Once we've transformed each segment into its frequency components, we can start plotting the spectrogram. The x-axis represents time, corresponding to the center of each segment. The y-axis represents frequency, from the lowest to the highest frequencies captured. The amplitude of each frequency at each time point is represented through color or intensity on the plot. Typically, darker colors or shades represent lower amplitudes, while brighter colors indicate higher amplitudes.
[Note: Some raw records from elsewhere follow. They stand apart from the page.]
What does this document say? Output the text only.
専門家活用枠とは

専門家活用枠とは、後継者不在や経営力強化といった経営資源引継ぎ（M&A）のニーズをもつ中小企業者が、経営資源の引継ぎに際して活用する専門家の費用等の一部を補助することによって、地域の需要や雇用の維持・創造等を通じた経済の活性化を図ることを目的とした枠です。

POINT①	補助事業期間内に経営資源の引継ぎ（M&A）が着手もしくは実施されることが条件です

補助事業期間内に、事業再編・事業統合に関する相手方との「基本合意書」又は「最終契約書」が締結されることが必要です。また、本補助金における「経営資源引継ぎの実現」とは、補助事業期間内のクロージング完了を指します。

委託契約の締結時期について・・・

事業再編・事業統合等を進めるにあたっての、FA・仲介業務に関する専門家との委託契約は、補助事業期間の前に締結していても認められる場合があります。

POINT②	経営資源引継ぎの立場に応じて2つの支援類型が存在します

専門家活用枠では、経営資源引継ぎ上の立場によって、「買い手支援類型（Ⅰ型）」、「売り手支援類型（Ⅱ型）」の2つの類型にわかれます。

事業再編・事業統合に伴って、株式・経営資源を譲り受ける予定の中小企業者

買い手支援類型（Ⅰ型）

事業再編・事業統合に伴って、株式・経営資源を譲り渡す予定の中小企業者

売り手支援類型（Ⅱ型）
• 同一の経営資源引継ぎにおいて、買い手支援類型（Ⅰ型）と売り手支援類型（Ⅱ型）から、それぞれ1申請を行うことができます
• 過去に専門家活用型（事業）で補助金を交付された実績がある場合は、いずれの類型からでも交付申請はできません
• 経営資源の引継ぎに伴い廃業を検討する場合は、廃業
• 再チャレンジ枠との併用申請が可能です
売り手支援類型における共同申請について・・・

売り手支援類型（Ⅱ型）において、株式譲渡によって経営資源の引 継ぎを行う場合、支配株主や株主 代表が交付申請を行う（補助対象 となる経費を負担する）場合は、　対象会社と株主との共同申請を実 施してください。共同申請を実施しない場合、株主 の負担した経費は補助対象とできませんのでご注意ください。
5. Resolution Considerations:

When constructing a spectrogram, there's a trade-off between time and frequency resolution that one needs to consider:

If you choose longer segments, you'll get better frequency resolution (the ability to distinguish between close frequencies) but poorer time resolution.
Conversely, shorter segments offer better time resolution (capturing rapid changes in the signal) but poorer frequency resolution.
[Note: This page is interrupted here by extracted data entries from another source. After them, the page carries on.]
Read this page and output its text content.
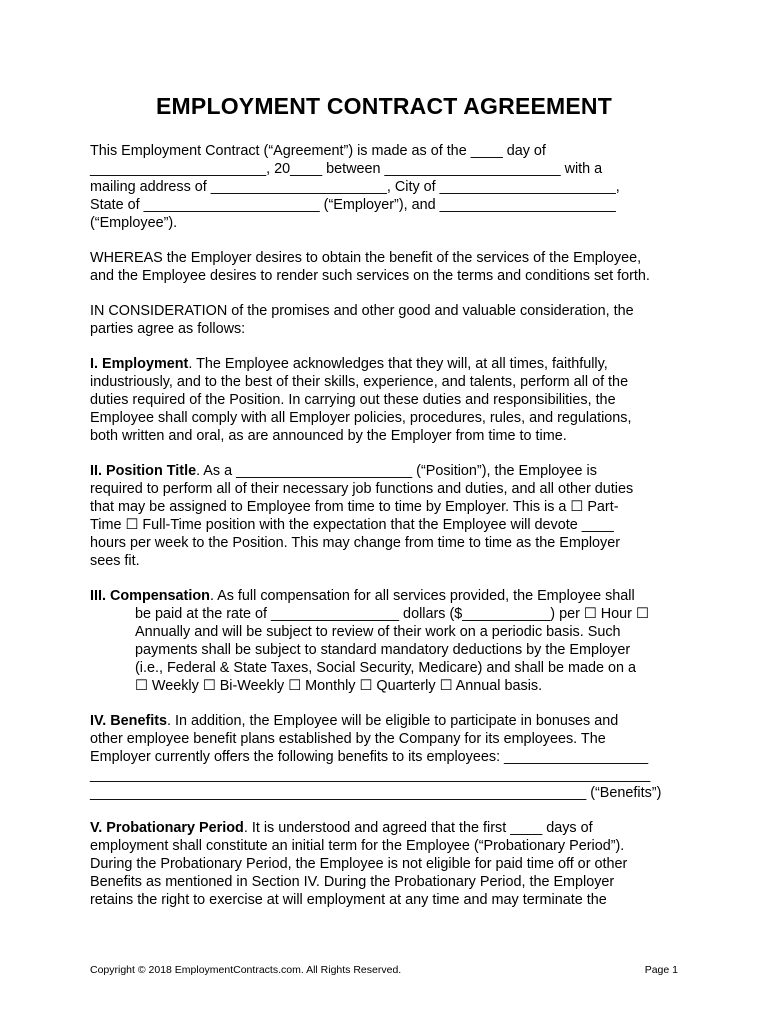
EMPLOYMENT CONTRACT AGREEMENT

This Employment Contract (“Agreement”) is made as of the ____ day of
______________________, 20____ between ______________________ with a
mailing address of ______________________, City of ______________________,
State of ______________________ (“Employer”), and ______________________
(“Employee”).

WHEREAS the Employer desires to obtain the benefit of the services of the Employee,
and the Employee desires to render such services on the terms and conditions set forth.

IN CONSIDERATION of the promises and other good and valuable consideration, the
parties agree as follows:

I. Employment. The Employee acknowledges that they will, at all times, faithfully,
industriously, and to the best of their skills, experience, and talents, perform all of the
duties required of the Position. In carrying out these duties and responsibilities, the
Employee shall comply with all Employer policies, procedures, rules, and regulations,
both written and oral, as are announced by the Employer from time to time.

II. Position Title. As a ______________________ (“Position”), the Employee is
required to perform all of their necessary job functions and duties, and all other duties
that may be assigned to Employee from time to time by Employer. This is a ☐ Part-
Time ☐ Full-Time position with the expectation that the Employee will devote ____
hours per week to the Position. This may change from time to time as the Employer
sees fit.

III. Compensation. As full compensation for all services provided, the Employee shall
be paid at the rate of ________________ dollars ($___________) per ☐ Hour ☐
Annually and will be subject to review of their work on a periodic basis. Such
payments shall be subject to standard mandatory deductions by the Employer
(i.e., Federal & State Taxes, Social Security, Medicare) and shall be made on a
☐ Weekly ☐ Bi-Weekly ☐ Monthly ☐ Quarterly ☐ Annual basis.

IV. Benefits. In addition, the Employee will be eligible to participate in bonuses and
other employee benefit plans established by the Company for its employees. The
Employer currently offers the following benefits to its employees: __________________
______________________________________________________________________
______________________________________________________________ (“Benefits”)

V. Probationary Period. It is understood and agreed that the first ____ days of
employment shall constitute an initial term for the Employee (“Probationary Period”).
During the Probationary Period, the Employee is not eligible for paid time off or other
Benefits as mentioned in Section IV. During the Probationary Period, the Employer
retains the right to exercise at will employment at any time and may terminate the

Copyright © 2018 EmploymentContracts.com. All Rights Reserved.	Page 1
This trade-off is crucial, especially when analyzing signals where either rapid temporal changes or detailed frequency analysis is essential.

6. Color Mapping:

The choice of color map can significantly affect the interpretability of the spectrogram. Common color maps like 'viridis' or 'jet' are used, with each color representing a range of amplitude values. It's essential to choose a color map that provides good contrast and is intuitive to the viewer.
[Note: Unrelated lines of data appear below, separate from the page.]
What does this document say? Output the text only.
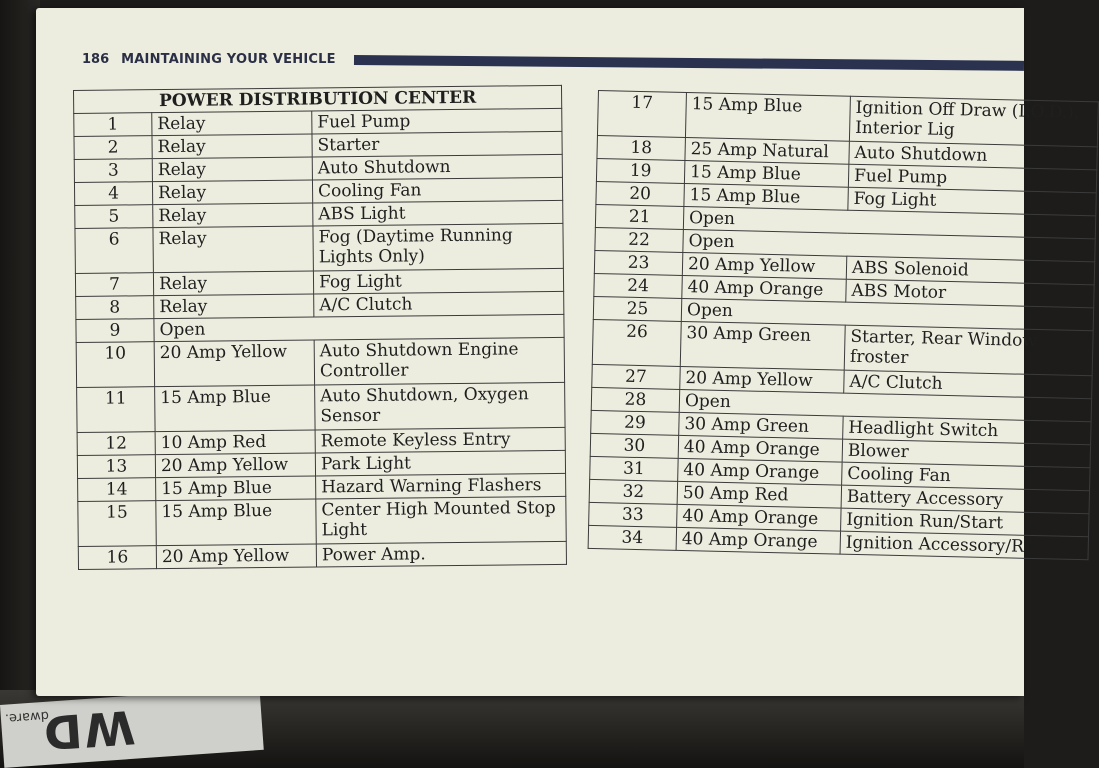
dware.
WD
186 MAINTAINING YOUR VEHICLE
POWER DISTRIBUTION CENTER		
1	Relay	Fuel Pump
2	Relay	Starter
3	Relay	Auto Shutdown
4	Relay	Cooling Fan
5	Relay	ABS Light
6	Relay	Fog (Daytime Running Lights Only)
7	Relay	Fog Light
8	Relay	A/C Clutch
9	Open	
10	20 Amp Yellow	Auto Shutdown Engine Controller
11	15 Amp Blue	Auto Shutdown, Oxygen Sensor
12	10 Amp Red	Remote Keyless Entry
13	20 Amp Yellow	Park Light
14	15 Amp Blue	Hazard Warning Flashers
15	15 Amp Blue	Center High Mounted Stop Light
16	20 Amp Yellow	Power Amp.
17	15 Amp Blue	Ignition Off Draw (I.O.D.), Interior Lig
18	25 Amp Natural	Auto Shutdown
19	15 Amp Blue	Fuel Pump
20	15 Amp Blue	Fog Light
21	Open	
22	Open	
23	20 Amp Yellow	ABS Solenoid
24	40 Amp Orange	ABS Motor
25	Open	
26	30 Amp Green	Starter, Rear Window froster
27	20 Amp Yellow	A/C Clutch
28	Open	
29	30 Amp Green	Headlight Switch
30	40 Amp Orange	Blower
31	40 Amp Orange	Cooling Fan
32	50 Amp Red	Battery Accessory
33	40 Amp Orange	Ignition Run/Start
34	40 Amp Orange	Ignition Accessory/R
In summary, constructing a spectrogram is a blend of art and science. It involves segmenting and transforming the sound signal mathematically and then artistically representing the results in a way that provides meaningful insights into the signal's frequency content over time.

Practical Examples:

Speech Analysis: In linguistics, spectrograms are invaluable. They allow researchers to see and analyze the harmonic structures in speech, helping in phonetic studies.
Music Analysis: Musicians and producers use spectrograms to visualize the different instruments' frequencies in a song, helping in mixing and mastering.
Animal Calls: Biologists utilize spectrograms to study animal vocalizations, and decipher patterns, and communication methods.
Fault Detection: Engineers employ spectrograms in machinery fault detection. By analyzing the frequency content over time, unusual behaviors can be spotted.

In conclusion

A spectrogram is a powerful tool that bridges the auditory and visual realms, offering insights that are otherwise hidden in the intricate waves of sound signals. As we've seen, its construction isn't just about visual representation; it's a meticulous process of segmenting, windowing, and transforming the sound signal to extract its frequency content at various time intervals. Each step, from the choice of windowing function to the resolution trade-offs, plays a pivotal role in ensuring the accuracy and interpretability of the resultant spectrogram.

Furthermore, the applications of spectrograms are vast and varied, spanning multiple disciplines and industries. From linguists decoding human speech patterns to wildlife researchers deciphering animal vocalizations, from music producers perfecting the mix of a track to engineers detecting faults in machinery through sound analysis – the spectrogram stands as an indispensable tool. As technology advances and our understanding of sound deepens, the spectrogram will undoubtedly continue to play a crucial role, shining light on the beautiful symphony of frequencies that shape our auditory experiences.